I’ve introduced a fork aswell and TP is going great guns with it, he tries to stab it into the food which usually ends up with me doing it for him but once the food is on the fork its straight into the mouth and he’s looking for the next bit.
TP seems to have developed quite a bad habit where when he’s had enough to eat, whatever is left gets thrown on the floor, Im assuming its a normal phase – it just seems to be a pretty long phase.
Well Im off to try and figure out how to upload photographs as it is about time I posted one or two!
Today was the 2nd taster session for TP at nursery from 1pm – 4.30pm. When I dropped him off, I chatted with the girl and asked them not to put food in TP’s mouth this time but said if they wanted to help him then they could pass him his food, gave her his bag etc and left after about 5 minutes so that TP could get the full benefit of the session without me being there. So I gave him a kiss and said bye bye, he didn’t seem to notice much until I got to the gate and I waved again and then he cried, so I left hoping that he would calm down soon and start to have fun!
4.30pm – TP was sitting having his tea on one of the nursery worker’s lap which was nice, it was chicken sandwiches today and he had eaten 3/4 of a round. As I walked in he started to cry but he hadn’t seen me and it took a minute for him to actually look at me and when he did the crying got louder. The girls said that he had been crying on and off all afternoon but he did allow them to cuddle and comfort him so they didn’t ring me (Im glad about that as he has to get used to them settling him down) and that he had had a much better day today than Thursday.
They took him in the garden with the toddlers (as it was so sunny here today) and he loved it. TP was sitting, laughing and smiling at the toddlers playing and really getting stuck in!!
TP hadn’t napped because as he was about to fall asleep something caught his eye and then that would be it, he was wide awake again so ofcourse he fell asleep on the short journey home and it would probably account for some of the crying too but it also means that he won’t want to go to bed until at least 8pm!
I’m really pleased that today was better for him, hopefully when he goes again on Thursday (this time from 7.30am – 4.00pm with a visit from me at lunchtime) he will start to enjoy it more.

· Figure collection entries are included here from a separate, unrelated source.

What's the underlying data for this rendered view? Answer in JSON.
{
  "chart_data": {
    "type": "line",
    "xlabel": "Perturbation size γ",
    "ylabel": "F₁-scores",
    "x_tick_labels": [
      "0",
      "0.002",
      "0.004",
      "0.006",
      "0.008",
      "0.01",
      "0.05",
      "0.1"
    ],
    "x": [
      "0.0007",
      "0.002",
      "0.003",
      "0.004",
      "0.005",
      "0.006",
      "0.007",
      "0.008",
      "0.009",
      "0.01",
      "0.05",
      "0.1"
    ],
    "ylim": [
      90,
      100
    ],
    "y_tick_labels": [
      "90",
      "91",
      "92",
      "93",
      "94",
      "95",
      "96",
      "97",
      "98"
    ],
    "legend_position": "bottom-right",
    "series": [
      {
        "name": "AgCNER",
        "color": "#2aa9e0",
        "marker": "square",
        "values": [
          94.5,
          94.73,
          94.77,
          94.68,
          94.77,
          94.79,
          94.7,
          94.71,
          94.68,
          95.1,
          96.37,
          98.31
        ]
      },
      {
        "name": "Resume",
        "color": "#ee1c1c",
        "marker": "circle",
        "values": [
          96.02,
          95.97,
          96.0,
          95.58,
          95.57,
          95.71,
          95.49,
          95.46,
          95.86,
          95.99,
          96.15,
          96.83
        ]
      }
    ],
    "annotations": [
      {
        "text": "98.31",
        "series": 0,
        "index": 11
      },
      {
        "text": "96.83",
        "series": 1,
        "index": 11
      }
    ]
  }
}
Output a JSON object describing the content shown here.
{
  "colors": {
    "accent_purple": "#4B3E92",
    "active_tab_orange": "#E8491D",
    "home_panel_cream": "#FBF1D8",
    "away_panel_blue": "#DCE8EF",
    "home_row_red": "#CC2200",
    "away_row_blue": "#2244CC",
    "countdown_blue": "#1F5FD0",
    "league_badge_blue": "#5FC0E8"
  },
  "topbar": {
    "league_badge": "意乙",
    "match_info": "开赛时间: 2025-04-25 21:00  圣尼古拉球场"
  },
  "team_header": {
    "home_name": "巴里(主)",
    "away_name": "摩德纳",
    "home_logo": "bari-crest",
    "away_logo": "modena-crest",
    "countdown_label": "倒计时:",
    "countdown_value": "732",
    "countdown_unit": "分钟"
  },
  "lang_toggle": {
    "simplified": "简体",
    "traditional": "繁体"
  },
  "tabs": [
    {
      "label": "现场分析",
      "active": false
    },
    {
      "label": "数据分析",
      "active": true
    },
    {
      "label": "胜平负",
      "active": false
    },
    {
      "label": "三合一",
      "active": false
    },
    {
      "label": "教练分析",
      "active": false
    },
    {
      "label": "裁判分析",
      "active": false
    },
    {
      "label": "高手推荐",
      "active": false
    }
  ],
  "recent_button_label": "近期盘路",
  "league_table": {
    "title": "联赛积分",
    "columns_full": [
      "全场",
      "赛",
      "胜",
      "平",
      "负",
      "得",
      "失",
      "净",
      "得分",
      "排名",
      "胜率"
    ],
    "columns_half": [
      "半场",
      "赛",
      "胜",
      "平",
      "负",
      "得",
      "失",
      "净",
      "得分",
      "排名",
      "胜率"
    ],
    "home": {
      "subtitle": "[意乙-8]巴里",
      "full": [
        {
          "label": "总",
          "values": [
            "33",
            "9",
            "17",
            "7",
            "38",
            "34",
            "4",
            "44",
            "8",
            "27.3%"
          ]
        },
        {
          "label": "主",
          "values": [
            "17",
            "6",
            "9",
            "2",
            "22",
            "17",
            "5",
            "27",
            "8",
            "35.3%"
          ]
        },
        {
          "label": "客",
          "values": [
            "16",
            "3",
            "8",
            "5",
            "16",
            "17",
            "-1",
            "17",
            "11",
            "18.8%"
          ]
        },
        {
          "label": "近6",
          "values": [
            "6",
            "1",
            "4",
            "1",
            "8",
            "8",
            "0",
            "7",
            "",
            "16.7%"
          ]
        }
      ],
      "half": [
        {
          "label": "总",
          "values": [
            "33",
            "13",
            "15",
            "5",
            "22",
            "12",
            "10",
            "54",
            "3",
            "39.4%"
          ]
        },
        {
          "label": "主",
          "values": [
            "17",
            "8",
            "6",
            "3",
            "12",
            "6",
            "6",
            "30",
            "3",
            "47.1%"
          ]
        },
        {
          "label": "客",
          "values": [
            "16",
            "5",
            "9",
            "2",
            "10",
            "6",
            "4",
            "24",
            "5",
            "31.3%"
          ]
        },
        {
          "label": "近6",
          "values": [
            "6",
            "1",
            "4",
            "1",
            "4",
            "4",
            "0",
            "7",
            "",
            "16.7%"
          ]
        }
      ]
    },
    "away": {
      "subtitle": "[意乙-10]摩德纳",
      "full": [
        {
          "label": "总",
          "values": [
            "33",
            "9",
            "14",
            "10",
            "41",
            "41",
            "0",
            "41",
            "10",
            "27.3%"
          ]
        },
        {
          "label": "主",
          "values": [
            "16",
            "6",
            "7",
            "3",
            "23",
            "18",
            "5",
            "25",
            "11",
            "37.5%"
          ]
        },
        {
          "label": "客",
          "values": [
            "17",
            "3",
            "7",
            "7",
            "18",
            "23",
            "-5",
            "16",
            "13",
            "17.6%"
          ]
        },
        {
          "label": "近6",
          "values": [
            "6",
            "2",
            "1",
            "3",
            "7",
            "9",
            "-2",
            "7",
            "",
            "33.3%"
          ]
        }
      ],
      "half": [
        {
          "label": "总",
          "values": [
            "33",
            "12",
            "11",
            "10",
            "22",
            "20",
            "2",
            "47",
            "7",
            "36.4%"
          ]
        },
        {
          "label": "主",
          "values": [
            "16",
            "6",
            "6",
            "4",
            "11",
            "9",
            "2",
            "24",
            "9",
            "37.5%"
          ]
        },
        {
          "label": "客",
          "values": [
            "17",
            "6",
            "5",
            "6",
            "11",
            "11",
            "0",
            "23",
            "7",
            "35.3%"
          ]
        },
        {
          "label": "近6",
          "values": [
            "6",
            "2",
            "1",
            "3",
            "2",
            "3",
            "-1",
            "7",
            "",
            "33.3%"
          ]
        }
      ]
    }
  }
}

We got there at 9.30am and he sat down and played with toys but didn’t leave my side and kept one eye on Mummy at all times!! After about half an hour, his key worker picked him up to put him in these little highchairs they have so that he could have a snack and then the crying began. So I went over to him and tried to calm him down, no luck he just sobbed. The key worker picked him up took him over to the window but he wouldn’t settle so she gave him back to me to try and calm him a bit. After 20 minutes he had calmed down and I decided to leave because he was going to get upset when I left no matter how long I stayed, so I kissed him goodbye and waved and left. I could hear him screaming from outside, it was very distressing and I hated leaving him but I know he will get used to them all eventually.
I called at 11am to check that he was ok and he was in the garden playing, so that was nice and at 12.30pm I toddled back down there to pick him up. TP was having a nap but woke up when he heard my voice and reached for me and sobbed, poor little man. He had enjoyed playing in the garden apparently but hadn’t eaten any dinner (which I expected) and despite me telling them about BLW and that TP feeds himself, they had even tried to feed him something and he was having none of it – that’s my boy!
Lets hope Monday is a little better!